Maliki, the incumbent Shiite premier, had alleged that he lost thousands of votes, but election commission officials told AFP that a 12-day manual count of ballots cast in Baghdad had shown no change from the original results. The recount leaves the secular Iraqiya bloc of Allawi, himself a former Shiite premier, in the lead, but Maliki is in pole position to retain the top job after having formed a post-election coalition of Shiite groups.
Maliki's new movement needed four extra seats to gain a parliamentary majority but electoral official Saad al-Rawi said there was "no change in the number of seats for any coalition in Baghdad, and in all of Iraq."
The conclusion of the Baghdad recount - Iraq's biggest province in which 68 seats were at stake - removes a major hurdle to the country forming its next government and paves the way to choosing its new leaders.
More than two months after the nation-wide poll, no group has yet assembled a parliamentary majority of 163 seats, with results that were initially expected a month ago delayed over accusations of tampering and fraud.

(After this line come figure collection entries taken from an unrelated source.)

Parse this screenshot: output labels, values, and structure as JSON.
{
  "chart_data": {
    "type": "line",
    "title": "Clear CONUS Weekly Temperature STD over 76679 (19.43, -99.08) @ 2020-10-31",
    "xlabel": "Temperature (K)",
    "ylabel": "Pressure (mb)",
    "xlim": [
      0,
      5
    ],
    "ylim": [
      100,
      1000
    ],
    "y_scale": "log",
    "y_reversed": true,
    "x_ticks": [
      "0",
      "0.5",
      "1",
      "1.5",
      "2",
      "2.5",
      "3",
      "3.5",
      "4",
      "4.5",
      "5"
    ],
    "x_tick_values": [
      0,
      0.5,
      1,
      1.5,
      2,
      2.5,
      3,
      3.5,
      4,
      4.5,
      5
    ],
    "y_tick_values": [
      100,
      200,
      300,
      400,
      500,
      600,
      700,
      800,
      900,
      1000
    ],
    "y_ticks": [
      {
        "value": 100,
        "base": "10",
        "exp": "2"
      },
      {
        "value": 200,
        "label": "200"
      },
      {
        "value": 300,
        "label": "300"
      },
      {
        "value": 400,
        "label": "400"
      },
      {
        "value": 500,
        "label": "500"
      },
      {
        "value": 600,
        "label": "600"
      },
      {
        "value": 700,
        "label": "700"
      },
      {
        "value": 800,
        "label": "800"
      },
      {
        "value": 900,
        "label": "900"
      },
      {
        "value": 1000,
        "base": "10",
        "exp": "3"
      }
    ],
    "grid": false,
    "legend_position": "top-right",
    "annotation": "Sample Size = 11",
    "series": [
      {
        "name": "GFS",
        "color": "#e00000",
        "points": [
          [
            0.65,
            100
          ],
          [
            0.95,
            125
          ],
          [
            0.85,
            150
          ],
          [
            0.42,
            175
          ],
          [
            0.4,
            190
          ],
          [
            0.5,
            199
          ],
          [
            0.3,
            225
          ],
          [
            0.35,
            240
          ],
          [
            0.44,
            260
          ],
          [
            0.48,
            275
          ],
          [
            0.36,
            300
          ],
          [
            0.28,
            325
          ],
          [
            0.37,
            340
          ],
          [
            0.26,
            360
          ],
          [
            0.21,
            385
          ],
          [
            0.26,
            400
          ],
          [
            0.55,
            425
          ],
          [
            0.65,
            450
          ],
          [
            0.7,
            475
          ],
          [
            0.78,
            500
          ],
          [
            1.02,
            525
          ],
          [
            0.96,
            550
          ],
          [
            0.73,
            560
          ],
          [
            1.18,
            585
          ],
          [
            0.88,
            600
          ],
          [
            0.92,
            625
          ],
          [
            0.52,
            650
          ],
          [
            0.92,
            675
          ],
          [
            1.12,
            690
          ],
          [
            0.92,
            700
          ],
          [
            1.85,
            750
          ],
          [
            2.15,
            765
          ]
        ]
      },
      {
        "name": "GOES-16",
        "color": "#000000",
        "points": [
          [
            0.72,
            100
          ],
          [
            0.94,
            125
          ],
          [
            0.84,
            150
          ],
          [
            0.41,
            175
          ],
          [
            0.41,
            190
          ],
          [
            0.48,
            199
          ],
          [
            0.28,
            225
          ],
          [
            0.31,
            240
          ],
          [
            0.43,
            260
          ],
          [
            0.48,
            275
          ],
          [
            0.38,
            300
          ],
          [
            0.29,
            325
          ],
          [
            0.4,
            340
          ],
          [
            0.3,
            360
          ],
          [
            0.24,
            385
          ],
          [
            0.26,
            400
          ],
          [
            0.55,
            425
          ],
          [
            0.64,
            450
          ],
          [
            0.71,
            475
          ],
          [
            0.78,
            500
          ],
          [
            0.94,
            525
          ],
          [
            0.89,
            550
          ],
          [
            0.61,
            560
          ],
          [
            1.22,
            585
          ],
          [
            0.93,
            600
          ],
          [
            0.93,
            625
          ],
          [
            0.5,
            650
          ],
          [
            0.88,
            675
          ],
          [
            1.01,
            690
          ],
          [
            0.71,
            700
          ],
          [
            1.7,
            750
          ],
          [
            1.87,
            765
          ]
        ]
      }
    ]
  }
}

Rawi's and two other accounts of the Baghdad recount given to AFP were later officially confirmed at a press conference in the Iraqi capital.
Only 3,000 of around 2.5 million ballots - barely 0.1 percent - were allotted differently as a result of the recount, an electoral official said.
The unchanged results mean that Iraqiya remains in first place with 91 seats, followed closely by Maliki's State of Law alliance with 89. The Iraqi National Alliance (INA), led by Shiite religious groups, was third with 70.
Sunday's announcement of the results came a day after Maliki took a key step toward staying in power when top Shiite cleric Moqtada al-Sadr said he would not block the incumbent from keeping his job. A spokesman for Sadr, who is currently living in Iran, told AFP the movement would drop a veto against Maliki seeking a new term as long as he met its condition that Sadrist prisoners be freed.